Gli zoologi attribuivano a questa bestia la singolare abitudine di piangere, simulando pentimento per il suo gesto, dopo aver assalito, fatto a pezzi e divorato una preda. Sebbene alcuni autori medievali interpretassero queste lacrime come un sincero segno di sofferenza, invitando il lettore a pentirsi a propria volta dei peccati commessi, la maggior parte vedeva in esse un'ipocrisia lampante di un dolore postumo, falso, quando il danno era già compiuto.

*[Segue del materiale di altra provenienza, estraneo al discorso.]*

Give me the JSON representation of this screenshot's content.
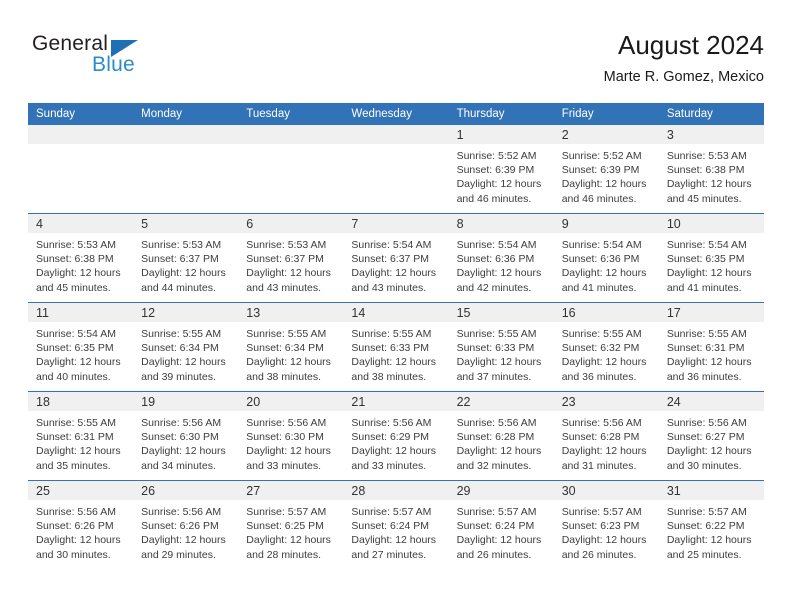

Gli autori che propendevano per una lettura negativa del coccodrillo avevano molteplici ragioni per farlo. Non solo il falso pentimento, ma anche il suo comportamento quotidiano ne faceva il simbolo perfetto per rappresentare gli ipocriti. Il coccodrillo, che si mostrava retto e stabile di giorno sulla terra, sguazzava nelle acque del peccato di notte. Addormentandosi supino con la bocca spalancata lungo le sponde del Nilo, l’animale attirava gli uccelli desiderosi di nutrirsi dei resti di carne, per poi divorarli. Inevitabile riconoscere in questo atteggiamento l’allegoria degli usurai che approfittano dei bisognosi.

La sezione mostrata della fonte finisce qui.